ProAssurance Corporation's current P/E ratio is 25.3x. The historical average is 17.8x. This places it at the 85th percentile of its historical range.

What is ProAssurance Corporation's EV/EBITDA?

ProAssurance Corporation's current EV/EBITDA is 19.7x. This enterprise value multiple compares the company's total value (equity + debt - cash) to its EBITDA. The historical average is 12.6x.

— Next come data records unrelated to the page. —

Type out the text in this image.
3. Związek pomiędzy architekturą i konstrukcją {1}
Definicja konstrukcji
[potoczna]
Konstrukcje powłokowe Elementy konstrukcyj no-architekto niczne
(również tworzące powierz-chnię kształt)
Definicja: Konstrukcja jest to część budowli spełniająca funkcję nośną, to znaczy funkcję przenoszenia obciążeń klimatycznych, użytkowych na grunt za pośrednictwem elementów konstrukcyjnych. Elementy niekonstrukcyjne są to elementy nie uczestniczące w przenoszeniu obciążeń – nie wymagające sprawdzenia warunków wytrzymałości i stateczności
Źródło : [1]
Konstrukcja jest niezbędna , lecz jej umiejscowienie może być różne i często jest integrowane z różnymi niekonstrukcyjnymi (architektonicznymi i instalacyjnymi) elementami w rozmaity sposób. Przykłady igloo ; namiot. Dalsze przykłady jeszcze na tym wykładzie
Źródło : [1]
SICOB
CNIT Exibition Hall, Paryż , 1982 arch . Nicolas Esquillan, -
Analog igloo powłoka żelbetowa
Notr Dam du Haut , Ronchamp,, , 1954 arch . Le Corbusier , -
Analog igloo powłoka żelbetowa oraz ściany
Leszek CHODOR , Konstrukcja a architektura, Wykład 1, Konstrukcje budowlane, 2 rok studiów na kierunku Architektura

What is ProAssurance Corporation's ROE?

ProAssurance Corporation's return on equity (ROE) is 4.0%. The historical average is 8.7%.

Is PRA stock overvalued?

Based on historical data, ProAssurance Corporation is trading at a P/E of 25.3x. This is at the 85th percentile of its historical P/E range. Compare with industry peers and growth rates for a complete picture.

What are ProAssurance Corporation's profit margins?

ProAssurance Corporation has 39.4% gross margin and 6.6% operating margin.

How much debt does ProAssurance Corporation have?

ProAssurance Corporation's Debt/EBITDA ratio is 5.1x, indicating high leverage. A ratio above 4x may signal elevated financial risk.